DLP Tool is deployed at end points,  email gateways, network gateways for url filtering.
Sub functions or processes of DLP  tool are:
  • Monitor, 
  • Detect and 
  • Prevent
DLP tools are good at monitoring structured data as in  PII(Personally Identifiable Information) and as in PCI(Payment card industry)  but they are difficult to use for unstructured data.

For data at rest Data discovery or discovery scanning is used. Pattern matching or string comparison is used for structured data. hashing is generally used for unstructured data.

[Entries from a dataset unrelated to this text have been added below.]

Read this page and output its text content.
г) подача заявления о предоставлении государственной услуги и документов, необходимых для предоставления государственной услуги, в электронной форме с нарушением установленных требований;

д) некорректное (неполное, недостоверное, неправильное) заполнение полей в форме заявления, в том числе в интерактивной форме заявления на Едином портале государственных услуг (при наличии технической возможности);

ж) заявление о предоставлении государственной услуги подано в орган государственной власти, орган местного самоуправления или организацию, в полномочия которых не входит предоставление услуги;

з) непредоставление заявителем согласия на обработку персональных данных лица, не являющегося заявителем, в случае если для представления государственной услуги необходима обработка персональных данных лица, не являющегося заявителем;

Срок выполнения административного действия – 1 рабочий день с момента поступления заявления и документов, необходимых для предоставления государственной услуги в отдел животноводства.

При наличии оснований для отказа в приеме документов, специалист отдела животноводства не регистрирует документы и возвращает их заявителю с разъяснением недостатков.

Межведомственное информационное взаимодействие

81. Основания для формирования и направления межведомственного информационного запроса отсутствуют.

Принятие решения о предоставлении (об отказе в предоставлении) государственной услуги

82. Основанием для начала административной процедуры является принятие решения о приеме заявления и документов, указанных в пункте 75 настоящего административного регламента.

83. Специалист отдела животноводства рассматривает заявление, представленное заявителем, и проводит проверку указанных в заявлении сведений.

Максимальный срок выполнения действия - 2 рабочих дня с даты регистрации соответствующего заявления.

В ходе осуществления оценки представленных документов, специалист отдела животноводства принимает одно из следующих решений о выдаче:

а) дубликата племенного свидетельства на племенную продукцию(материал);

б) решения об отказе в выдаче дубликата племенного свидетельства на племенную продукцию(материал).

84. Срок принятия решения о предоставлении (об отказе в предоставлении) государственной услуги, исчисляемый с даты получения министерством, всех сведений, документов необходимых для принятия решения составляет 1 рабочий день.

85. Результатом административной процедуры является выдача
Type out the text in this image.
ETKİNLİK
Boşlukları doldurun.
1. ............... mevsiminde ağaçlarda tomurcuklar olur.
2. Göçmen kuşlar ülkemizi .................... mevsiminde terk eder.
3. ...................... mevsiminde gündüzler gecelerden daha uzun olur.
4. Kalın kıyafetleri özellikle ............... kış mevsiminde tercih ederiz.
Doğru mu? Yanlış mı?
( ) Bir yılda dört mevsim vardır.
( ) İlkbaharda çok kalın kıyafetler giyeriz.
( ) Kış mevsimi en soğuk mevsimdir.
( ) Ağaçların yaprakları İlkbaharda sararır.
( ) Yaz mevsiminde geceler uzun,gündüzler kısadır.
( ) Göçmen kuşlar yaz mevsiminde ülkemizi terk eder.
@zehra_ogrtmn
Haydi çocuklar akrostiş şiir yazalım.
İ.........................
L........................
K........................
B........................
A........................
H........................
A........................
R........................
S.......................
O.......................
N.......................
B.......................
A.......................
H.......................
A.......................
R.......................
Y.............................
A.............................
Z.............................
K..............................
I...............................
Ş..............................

Before a DLP tool is deployed one should clearly define  and identify the sensitive data which need protection and also all possible  internal and external threats

A Checklist
  1. Policies and user awareness campaigns.
  2. Encryption for data at rest and in transit.
  3. File shares mapped  with access rights.
  4. Consolidation of inventories.
  5. Control of  external HDD and usb storages devices (mobile and portable storage devices)
  6. Disabling of all usb ports for usb storage devices.  
  7. Disabling of all unwanted  inbuilt DVD readers/writers.
  8. Air gap maintenance  disconnected networks.
  9. Secure  file delete policies and procedures.
  10. Access controls on laptops and full disk encryption.
  11. Use of  VLANS
  12. Consolidation of file servers 
  13. Strict data classification policies.
  14. Data retention policies. Destruction of old and unwanted data files.
  15. Deploying RMS/DRM/IRM  solution
  16. PKI based email  
  17. Effective Identity provisioning and management.